TRIBUNJABAR.ID - Kasus guru rudapaksa santriwati menarik perhatian banyak pihak. Tak sedikit orang yang geram dengan kelakukan bejat Herry Wirawan, pelaku rudapaksa.
Akibat aksi bejat Herry Wirawan (36), belasan santri harus menanggung derita dan trauma.
Salah satu korban rudapaksa guru pesantren di Kota Bandung tersebut baru berusia 14 tahun saat melahirkan.
Santriwati malang tersebut melahirkan November 2021 lalu.
Baca juga: Korban Rudapaksa Herry Wirawan Belum Dapat Bantuan dari Pemprov Jabar, Susu Bayi Pun Beli Sendiri
Anak pertamanya berusia 2,5 tahun sementara anak keduanya lahir baru beberapa bulan lalu.

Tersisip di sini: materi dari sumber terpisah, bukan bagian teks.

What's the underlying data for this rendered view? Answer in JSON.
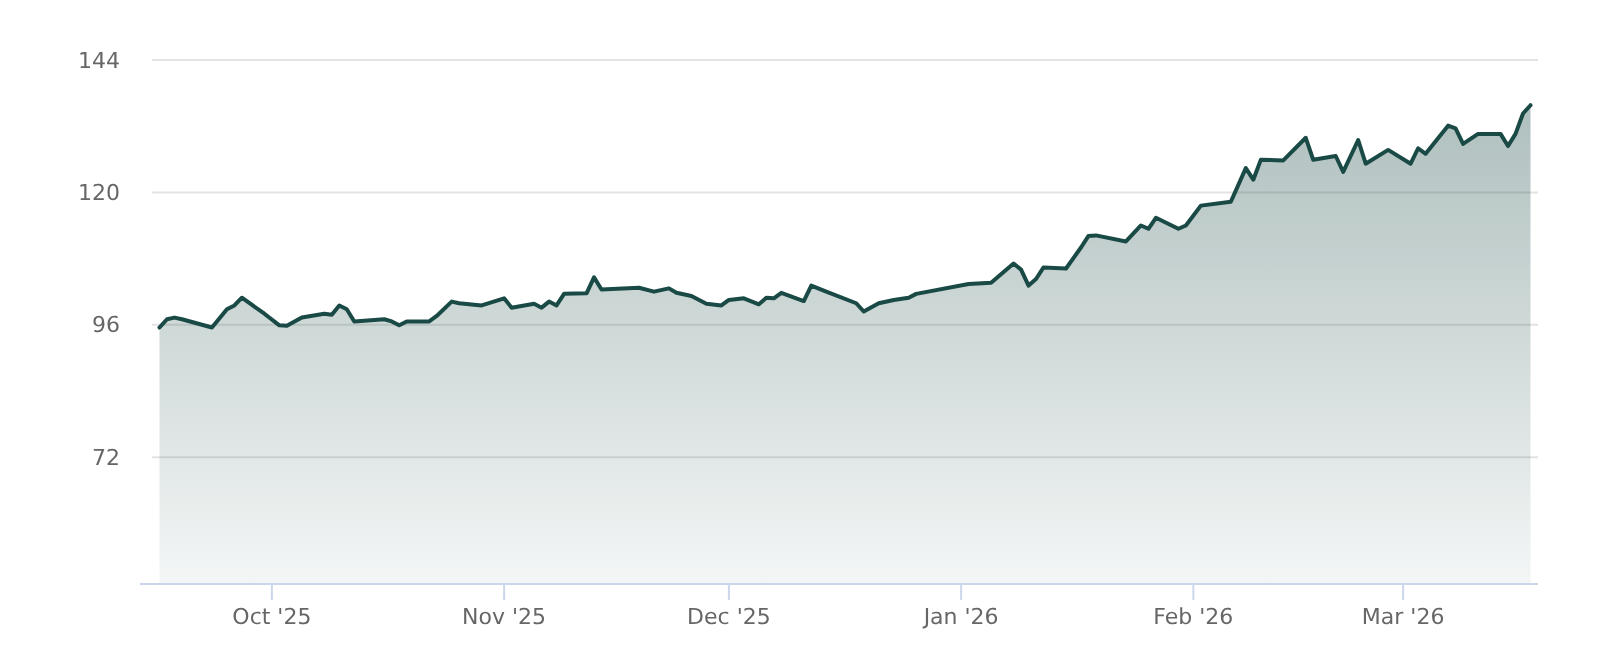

DIlansir dari Kompas.com, Ketua Pusat Pelayanan Terpadu Pemberdayaan Perempuan dan Anak (P2TP2A) Garut, Diah Kurniasari Gunawan, mengatakan keluarga korban tak ingin dipisahkan dengan anak korban.
"Saya nengok ke sana (rumahnya), menawarkan (bantuan) kalau enggak sanggup merawat, ternyata mereka tidak ingin dipisahkan anaknya, dua-duanya perempuan," ujarnya.

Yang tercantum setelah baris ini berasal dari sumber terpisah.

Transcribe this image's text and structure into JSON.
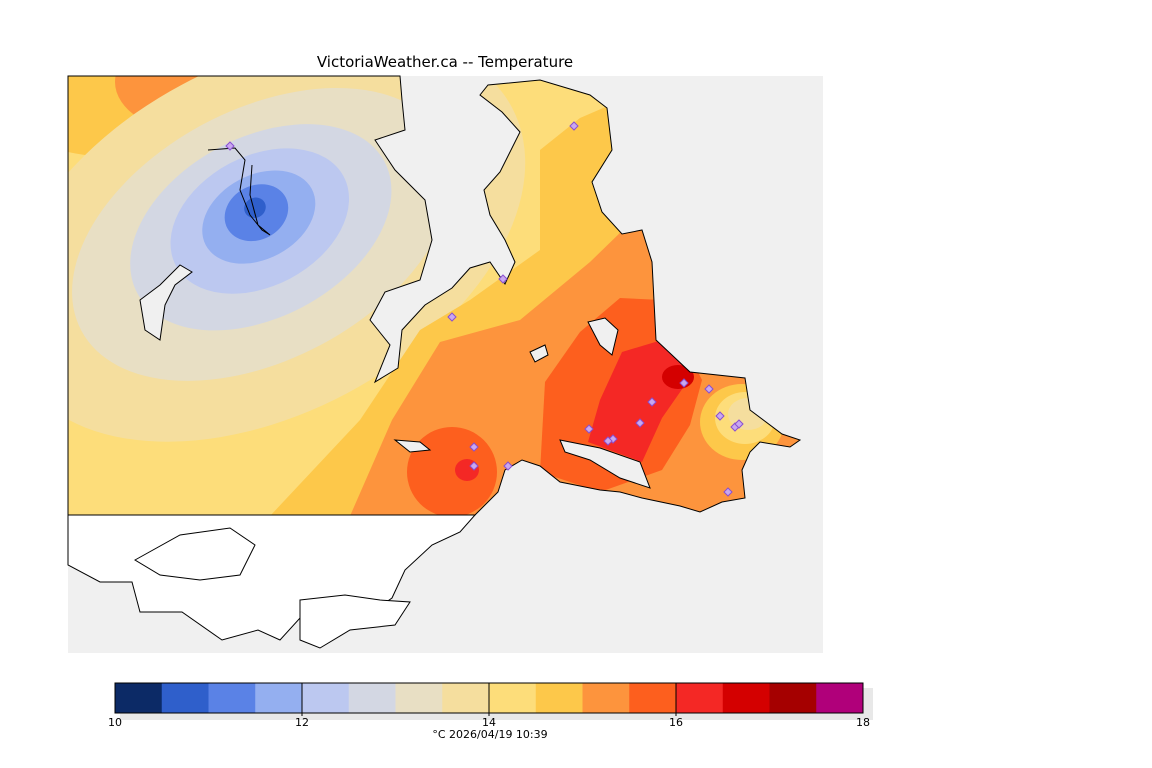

Setelah korban melahirkan, Diah pun menawarkan bantuan jika orangtuanya tidak sanggup mengurus. Namun, orangtuanya mau mengurusnya.
"Setidaknya, mereka sudah menerima takdir ini, nanti saya berencana mau nengok juga ke sana," katanya.
Dari belasan korban perkosaan guru pesantren bernama Herry Wirawan tersebut, 11 di antaranya dari Garut, Jawa Barat.
Mereka masih ada pertalian saudara serta bertetangga.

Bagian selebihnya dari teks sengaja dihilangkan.